NMA blog feature

UK online marketing bible NMA
ran three pages on blogging in its last issue. If you didn’t catch it take a
look here and see the case study on Budget Car Rental here.

Quality soundbites

In
the piece (written by Ben Bold) a couple of quotes stand out for me:

  • Simon
    Waldman
    of Guardian Unlimited, says "One of the most important barometers
    of our online health is the fact that we’re the fifth largest blogged news
    source"; and, on the risks of engaging with the blogosphere: "Most
    organisations have more to lose than gain from blogs. They’re more likely to
    find someone slagging them off."
  • Steve
    Hall of Adrants.com "It’s very easy to mess up because the space is very
    vocal. If you don’t blog, it’s very likely you’ll look stupid entering the
    space without in-depth knowledge of it. Anyone interested in doing something in
    the space should work with a blogger.

Cillit-ism story runs and runs

The
Cillit Bang blog blunder story from last September continues to run and run. It looks like the story has taken on the same kind
of cautionary tale status for online communications that Hoover’s free flights
debacle
did in the 1980s for
sales promotions and is mentioned repeatedly throughout the NMA article as a how-not-to-do-it example.

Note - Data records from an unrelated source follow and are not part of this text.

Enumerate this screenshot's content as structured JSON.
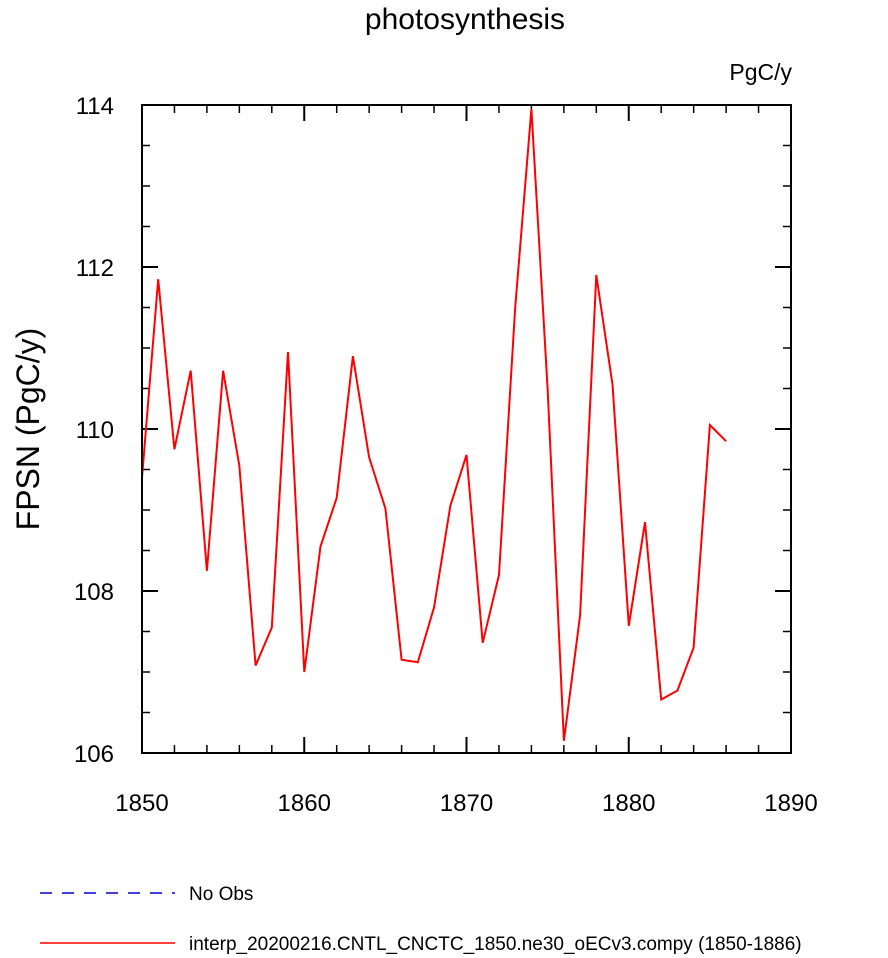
{
  "chart_data": {
    "type": "line",
    "title": "photosynthesis",
    "units": "PgC/y",
    "xlabel": "",
    "ylabel": "FPSN  (PgC/y)",
    "xlim": [
      1850,
      1890
    ],
    "ylim": [
      106,
      114
    ],
    "x_ticks": [
      1850,
      1860,
      1870,
      1880,
      1890
    ],
    "y_ticks": [
      106,
      108,
      110,
      112,
      114
    ],
    "x_minor_step": 2,
    "y_minor_step": 0.5,
    "grid": false,
    "legend_position": "bottom-left",
    "series": [
      {
        "name": "No Obs",
        "color": "#0000cc",
        "style": "dashed",
        "x": [],
        "y": []
      },
      {
        "name": "interp_20200216.CNTL_CNCTC_1850.ne30_oECv3.compy (1850-1886)",
        "color": "#ff0000",
        "style": "solid",
        "x": [
          1850,
          1851,
          1852,
          1853,
          1854,
          1855,
          1856,
          1857,
          1858,
          1859,
          1860,
          1861,
          1862,
          1863,
          1864,
          1865,
          1866,
          1867,
          1868,
          1869,
          1870,
          1871,
          1872,
          1873,
          1874,
          1875,
          1876,
          1877,
          1878,
          1879,
          1880,
          1881,
          1882,
          1883,
          1884,
          1885,
          1886
        ],
        "y": [
          109.4,
          111.85,
          109.75,
          110.72,
          108.25,
          110.72,
          109.55,
          107.08,
          107.55,
          110.95,
          107.0,
          108.55,
          109.15,
          110.9,
          109.65,
          109.02,
          107.15,
          107.12,
          107.8,
          109.05,
          109.68,
          107.36,
          108.2,
          111.5,
          113.95,
          110.5,
          106.15,
          107.7,
          111.9,
          110.55,
          107.57,
          108.85,
          106.66,
          106.77,
          107.3,
          110.05,
          109.85
        ]
      }
    ]
  }
}
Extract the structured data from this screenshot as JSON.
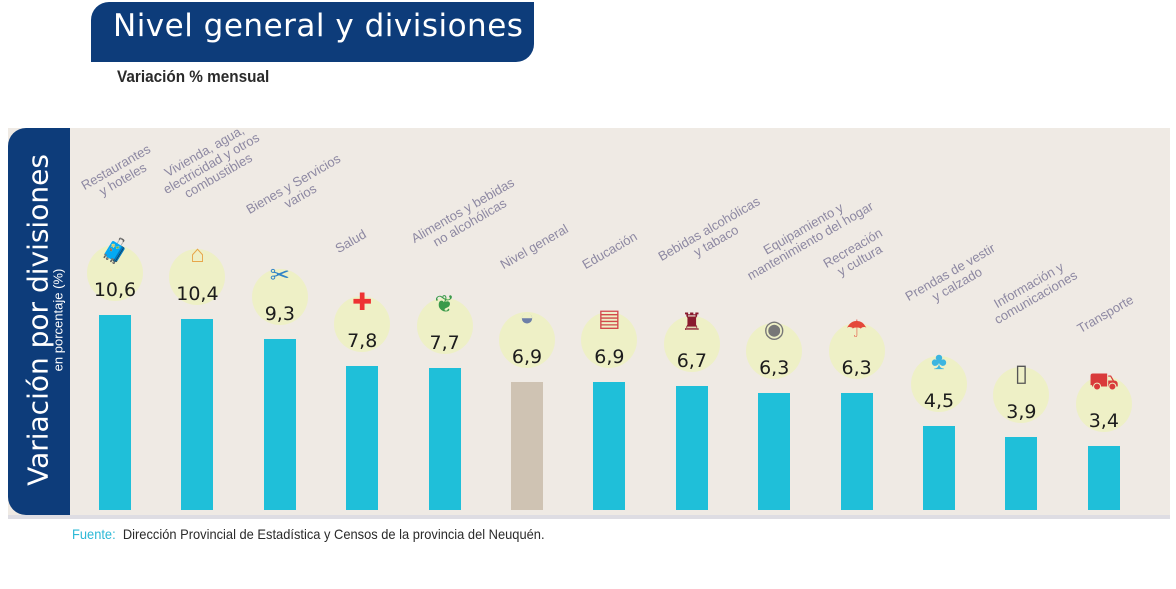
{
  "header": {
    "title": "Nivel general y divisiones",
    "subtitle": "Variación % mensual"
  },
  "source": {
    "label": "Fuente:",
    "text": "Dirección Provincial de Estadística y Censos de la provincia del Neuquén."
  },
  "chart_data": {
    "type": "bar",
    "title": "Nivel general y divisiones",
    "subtitle": "Variación % mensual",
    "ylabel": "Variación por divisiones",
    "ylabel_sub": "en porcentaje (%)",
    "categories": [
      "Restaurantes\ny hoteles",
      "Vivienda, agua,\nelectricidad y otros\ncombustibles",
      "Bienes y Servicios\nvarios",
      "Salud",
      "Alimentos y bebidas\nno alcohólicas",
      "Nivel general",
      "Educación",
      "Bebidas alcohólicas\ny tabaco",
      "Equipamiento y\nmantenimiento del hogar",
      "Recreación\ny cultura",
      "Prendas de vestir\ny calzado",
      "Información y\ncomunicaciones",
      "Transporte"
    ],
    "values": [
      10.6,
      10.4,
      9.3,
      7.8,
      7.7,
      6.9,
      6.9,
      6.7,
      6.3,
      6.3,
      4.5,
      3.9,
      3.4
    ],
    "value_labels": [
      "10,6",
      "10,4",
      "9,3",
      "7,8",
      "7,7",
      "6,9",
      "6,9",
      "6,7",
      "6,3",
      "6,3",
      "4,5",
      "3,9",
      "3,4"
    ],
    "icons": [
      "luggage-icon",
      "house-icon",
      "scissors-card-icon",
      "health-shield-icon",
      "food-icon",
      "basket-icon",
      "books-icon",
      "wine-icon",
      "washing-machine-icon",
      "beach-icon",
      "clothes-icon",
      "phone-icon",
      "car-icon"
    ],
    "colors": {
      "division": "#1fbfd9",
      "general": "#cfc3b3"
    },
    "ylim": [
      0,
      11
    ],
    "grid": false
  }
}
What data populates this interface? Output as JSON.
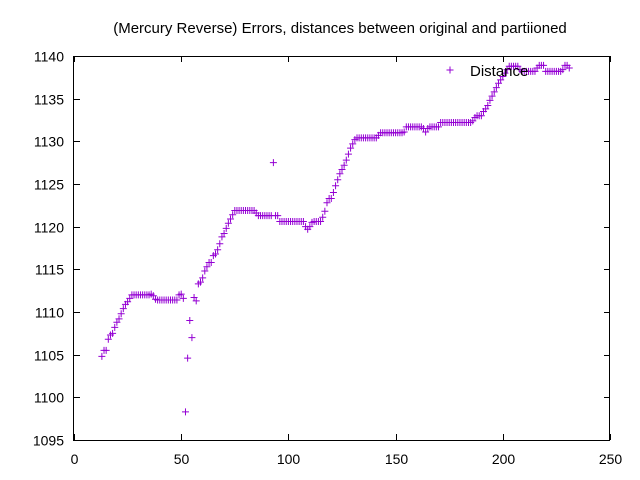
{
  "chart_data": {
    "type": "scatter",
    "title": "(Mercury Reverse) Errors, distances between original and partiioned",
    "xlabel": "",
    "ylabel": "",
    "xlim": [
      0,
      250
    ],
    "ylim": [
      1095,
      1140
    ],
    "xticks": [
      "0",
      "50",
      "100",
      "150",
      "200",
      "250"
    ],
    "yticks": [
      "1095",
      "1100",
      "1105",
      "1110",
      "1115",
      "1120",
      "1125",
      "1130",
      "1135",
      "1140"
    ],
    "grid": false,
    "legend_position": "top-right",
    "series": [
      {
        "name": "Distance",
        "color": "#9400d3",
        "marker": "plus",
        "points": [
          [
            13,
            1104.8
          ],
          [
            14,
            1105.5
          ],
          [
            15,
            1105.5
          ],
          [
            16,
            1106.8
          ],
          [
            17,
            1107.3
          ],
          [
            18,
            1107.5
          ],
          [
            19,
            1108.2
          ],
          [
            20,
            1108.8
          ],
          [
            21,
            1109.2
          ],
          [
            22,
            1109.8
          ],
          [
            23,
            1110.4
          ],
          [
            24,
            1110.9
          ],
          [
            25,
            1111.2
          ],
          [
            26,
            1111.6
          ],
          [
            27,
            1112.0
          ],
          [
            28,
            1112.0
          ],
          [
            29,
            1112.0
          ],
          [
            30,
            1112.0
          ],
          [
            31,
            1112.0
          ],
          [
            32,
            1112.0
          ],
          [
            33,
            1112.0
          ],
          [
            34,
            1112.0
          ],
          [
            35,
            1112.0
          ],
          [
            36,
            1112.1
          ],
          [
            37,
            1111.9
          ],
          [
            38,
            1111.5
          ],
          [
            39,
            1111.4
          ],
          [
            40,
            1111.4
          ],
          [
            41,
            1111.4
          ],
          [
            42,
            1111.4
          ],
          [
            43,
            1111.4
          ],
          [
            44,
            1111.4
          ],
          [
            45,
            1111.4
          ],
          [
            46,
            1111.4
          ],
          [
            47,
            1111.4
          ],
          [
            48,
            1111.4
          ],
          [
            49,
            1112.0
          ],
          [
            50,
            1112.1
          ],
          [
            51,
            1111.6
          ],
          [
            52,
            1098.3
          ],
          [
            53,
            1104.6
          ],
          [
            54,
            1109.0
          ],
          [
            55,
            1107.0
          ],
          [
            56,
            1111.7
          ],
          [
            57,
            1111.3
          ],
          [
            58,
            1113.3
          ],
          [
            59,
            1113.5
          ],
          [
            60,
            1114.0
          ],
          [
            61,
            1114.8
          ],
          [
            62,
            1115.3
          ],
          [
            63,
            1115.8
          ],
          [
            64,
            1115.8
          ],
          [
            65,
            1116.6
          ],
          [
            66,
            1116.8
          ],
          [
            67,
            1117.3
          ],
          [
            68,
            1118.0
          ],
          [
            69,
            1118.8
          ],
          [
            70,
            1119.2
          ],
          [
            71,
            1119.8
          ],
          [
            72,
            1120.4
          ],
          [
            73,
            1120.9
          ],
          [
            74,
            1121.4
          ],
          [
            75,
            1121.9
          ],
          [
            76,
            1121.9
          ],
          [
            77,
            1121.9
          ],
          [
            78,
            1121.9
          ],
          [
            79,
            1121.9
          ],
          [
            80,
            1121.9
          ],
          [
            81,
            1121.9
          ],
          [
            82,
            1121.9
          ],
          [
            83,
            1121.9
          ],
          [
            84,
            1121.9
          ],
          [
            85,
            1121.6
          ],
          [
            86,
            1121.3
          ],
          [
            87,
            1121.3
          ],
          [
            88,
            1121.3
          ],
          [
            89,
            1121.3
          ],
          [
            90,
            1121.3
          ],
          [
            91,
            1121.3
          ],
          [
            92,
            1121.3
          ],
          [
            93,
            1127.5
          ],
          [
            94,
            1121.3
          ],
          [
            95,
            1121.3
          ],
          [
            96,
            1120.6
          ],
          [
            97,
            1120.6
          ],
          [
            98,
            1120.6
          ],
          [
            99,
            1120.6
          ],
          [
            100,
            1120.6
          ],
          [
            101,
            1120.6
          ],
          [
            102,
            1120.6
          ],
          [
            103,
            1120.6
          ],
          [
            104,
            1120.6
          ],
          [
            105,
            1120.6
          ],
          [
            106,
            1120.6
          ],
          [
            107,
            1120.6
          ],
          [
            108,
            1120.0
          ],
          [
            109,
            1119.7
          ],
          [
            110,
            1120.0
          ],
          [
            111,
            1120.5
          ],
          [
            112,
            1120.6
          ],
          [
            113,
            1120.6
          ],
          [
            114,
            1120.6
          ],
          [
            115,
            1120.6
          ],
          [
            116,
            1121.1
          ],
          [
            117,
            1121.8
          ],
          [
            118,
            1122.8
          ],
          [
            119,
            1123.3
          ],
          [
            120,
            1123.3
          ],
          [
            121,
            1124.0
          ],
          [
            122,
            1124.8
          ],
          [
            123,
            1125.5
          ],
          [
            124,
            1126.2
          ],
          [
            125,
            1126.7
          ],
          [
            126,
            1127.2
          ],
          [
            127,
            1127.8
          ],
          [
            128,
            1128.5
          ],
          [
            129,
            1129.2
          ],
          [
            130,
            1129.7
          ],
          [
            131,
            1130.2
          ],
          [
            132,
            1130.4
          ],
          [
            133,
            1130.4
          ],
          [
            134,
            1130.4
          ],
          [
            135,
            1130.4
          ],
          [
            136,
            1130.4
          ],
          [
            137,
            1130.4
          ],
          [
            138,
            1130.4
          ],
          [
            139,
            1130.4
          ],
          [
            140,
            1130.4
          ],
          [
            141,
            1130.4
          ],
          [
            142,
            1130.7
          ],
          [
            143,
            1131.0
          ],
          [
            144,
            1131.0
          ],
          [
            145,
            1131.0
          ],
          [
            146,
            1131.0
          ],
          [
            147,
            1131.0
          ],
          [
            148,
            1131.0
          ],
          [
            149,
            1131.0
          ],
          [
            150,
            1131.0
          ],
          [
            151,
            1131.0
          ],
          [
            152,
            1131.0
          ],
          [
            153,
            1131.0
          ],
          [
            154,
            1131.1
          ],
          [
            155,
            1131.7
          ],
          [
            156,
            1131.7
          ],
          [
            157,
            1131.7
          ],
          [
            158,
            1131.7
          ],
          [
            159,
            1131.7
          ],
          [
            160,
            1131.7
          ],
          [
            161,
            1131.7
          ],
          [
            162,
            1131.7
          ],
          [
            163,
            1131.5
          ],
          [
            164,
            1131.1
          ],
          [
            165,
            1131.5
          ],
          [
            166,
            1131.7
          ],
          [
            167,
            1131.7
          ],
          [
            168,
            1131.7
          ],
          [
            169,
            1131.7
          ],
          [
            170,
            1131.7
          ],
          [
            171,
            1132.2
          ],
          [
            172,
            1132.2
          ],
          [
            173,
            1132.2
          ],
          [
            174,
            1132.2
          ],
          [
            175,
            1132.2
          ],
          [
            176,
            1132.2
          ],
          [
            177,
            1132.2
          ],
          [
            178,
            1132.2
          ],
          [
            179,
            1132.2
          ],
          [
            180,
            1132.2
          ],
          [
            181,
            1132.2
          ],
          [
            182,
            1132.2
          ],
          [
            183,
            1132.2
          ],
          [
            184,
            1132.2
          ],
          [
            185,
            1132.2
          ],
          [
            186,
            1132.4
          ],
          [
            187,
            1132.8
          ],
          [
            188,
            1133.0
          ],
          [
            189,
            1133.0
          ],
          [
            190,
            1133.0
          ],
          [
            191,
            1133.5
          ],
          [
            192,
            1133.8
          ],
          [
            193,
            1134.2
          ],
          [
            194,
            1134.8
          ],
          [
            195,
            1135.3
          ],
          [
            196,
            1135.8
          ],
          [
            197,
            1136.3
          ],
          [
            198,
            1136.8
          ],
          [
            199,
            1137.2
          ],
          [
            200,
            1137.6
          ],
          [
            201,
            1138.0
          ],
          [
            202,
            1138.4
          ],
          [
            203,
            1138.8
          ],
          [
            204,
            1138.8
          ],
          [
            205,
            1138.8
          ],
          [
            206,
            1138.8
          ],
          [
            207,
            1138.8
          ],
          [
            208,
            1138.4
          ],
          [
            209,
            1138.2
          ],
          [
            210,
            1138.2
          ],
          [
            211,
            1138.2
          ],
          [
            212,
            1138.2
          ],
          [
            213,
            1138.2
          ],
          [
            214,
            1138.2
          ],
          [
            215,
            1138.2
          ],
          [
            216,
            1138.6
          ],
          [
            217,
            1138.9
          ],
          [
            218,
            1138.9
          ],
          [
            219,
            1138.9
          ],
          [
            220,
            1138.2
          ],
          [
            221,
            1138.2
          ],
          [
            222,
            1138.2
          ],
          [
            223,
            1138.2
          ],
          [
            224,
            1138.2
          ],
          [
            225,
            1138.2
          ],
          [
            226,
            1138.2
          ],
          [
            227,
            1138.2
          ],
          [
            228,
            1138.4
          ],
          [
            229,
            1138.9
          ],
          [
            230,
            1138.9
          ],
          [
            231,
            1138.6
          ]
        ]
      }
    ]
  }
}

Case studies show potential

We’re
light on the ground though for UK case studies of effective campaigns with
blogs. Hyper Happen gets a good write up for its Samsung Anyfilms campaign with
its efforts resulting in "more than 100 blog postings reaching millions of
Web users", although the piece concedes that the full impact of the
campaign has yet to be audited.

B
L Ochman
‘s campaign for
Budget Car Rentals gets a whole page dedicated to it and has some good hard stats to make its point:

$22,000
was spent on advertising on 177 blogs, which generated50% of the campaign’s
traffic at a cost of 25cents (14p) per click. Bloggers
wrote hundreds of posts about the campaign resulting in as many as 20,000
unique visitors an hour to the Budget blog and well over 1 million unique
visitors over the four weeks of the campaign.

Great
stuff. I’m looking forward to seeing some UK campaigns hit similar highs soon and start blazing the trail for marketers here.